Visiter une “usine à mouches” dans la Somme ou faire la tournée des crèches de Pantin en quête de couches culottes, c’est la facette insoupçonnée du tournage de Greentech Innovation, le podcast qui s’attache à raconter le pari de celles et ceux qui innovent pour une transition écologique réussie.
Deux années durant, en produisant le podcast Greentech Innovation, l’équipe d’Elson est partie à la rencontre de femmes et d’hommes qui ont décidé de consacrer leur travail à un espoir : celui d’un futur durable et (espérons-le) vivable. Car le constat de l’urgence écologique n’est plus à faire. Les rapports du GIEC se succèdent et partout, les conséquences du réchauffement climatique frappent les populations les plus vulnérables, c’est-à-dire les plus pauvres.

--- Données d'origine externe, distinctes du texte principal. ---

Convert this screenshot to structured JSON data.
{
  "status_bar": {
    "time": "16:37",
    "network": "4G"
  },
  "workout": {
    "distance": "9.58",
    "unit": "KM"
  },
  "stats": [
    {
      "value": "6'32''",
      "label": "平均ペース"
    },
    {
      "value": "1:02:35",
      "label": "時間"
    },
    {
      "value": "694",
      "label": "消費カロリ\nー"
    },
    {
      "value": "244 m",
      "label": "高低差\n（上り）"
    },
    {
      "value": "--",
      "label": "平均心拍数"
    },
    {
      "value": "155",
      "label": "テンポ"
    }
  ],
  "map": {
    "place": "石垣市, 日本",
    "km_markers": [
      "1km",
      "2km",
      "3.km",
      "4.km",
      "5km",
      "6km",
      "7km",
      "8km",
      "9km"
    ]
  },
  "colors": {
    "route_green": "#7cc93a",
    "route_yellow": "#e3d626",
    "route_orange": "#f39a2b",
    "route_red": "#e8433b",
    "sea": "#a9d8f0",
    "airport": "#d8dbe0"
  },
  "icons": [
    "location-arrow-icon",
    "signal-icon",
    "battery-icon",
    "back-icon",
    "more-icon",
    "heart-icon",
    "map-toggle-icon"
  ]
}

Une raison de résister à la résignation et à l’éco-anxiété qui touche 74% des moins de 25 ans : le point de non retour n’a pas encore été atteint. Dans son 6ème et dernier rapport, le GIEC laisse poindre l’éclaircie : il est encore possible de limiter le réchauffement climatique à 1,5 degré par rapport à la période préindustrielle.
Mais pour ce faire, il faut agir. Aujourd’hui. Les solutions existent, elles sont innovantes et disponibles : qu’attendons-nous pour les mettre en pratique ?
Les petits ruisseaux font les grandes rivières
Parmi les défis du siècle, on compte celui de l’eau. La crise de l’eau fait déjà rage partout dans le monde et les crispations autour de cette ressource ne cessent de croître. La part de la population mondiale exposée au stress hydrique augmente un peu plus chaque année.
Cela, Jean-François Guiderdoni et Jean-François Rossi en sont conscients. Leur start-up, Acwa Robotics (qui a remporté trois prix de l’innovation au CES de Las Vegas) a mis au point un robot intelligent capable d’arpenter les kilomètres de canalisations qui s’étendent sous nos pieds, pour…y jeter un coup d’œil. Car il est difficile de pouvoir faire l’état des lieux de réseaux de canalisations qui acheminent l’eau potable et sont enterrées depuis plusieurs décennies. La chenille autonome d’Acwa, bardée de capteurs, cartographie donc l’envers du décor. Elle donne à voir, en images de haute résolution, ce qu’aucune Régie de l’Eau ne peut détecter : l’état d’usure (les microfissures, la corrosion), la localisation d’éventuels problèmes sur le réseau, en bref les fuites à venir
Pour les deux Jean-François, qui ont connu l’époque révolue de l’eau gratuite, l’objectif est le même: oeuvrer pour un monde qui appartient déjà à leurs enfants.
Ressource vitale, l’eau est également une force motrice, source d’énergie. Towt , qui ambitionne de faire voguer ses bateaux-cargos sur tous les océans de la planète, l’a bien compris. A l’écoute des courants, Diana Mesa et Guillaume Le Grand veulent réinventer le transport maritime. Oubliez les hydrocarbures, matelots ! Les voiliers innovants de Towt transportent des marchandises à la seule force des vents. Cela a comme un air de déjà vu… En prime, des volontaires paient leur ticket pour effectuer la traversée et s’appliquent à monitorer l’état des océans pour le compte de missions scientifiques. Le projet ambitieux, larguera les amarres pour la première fois cette année. Et on ne vous cache pas qu’on est à deux doigts d’embarquer…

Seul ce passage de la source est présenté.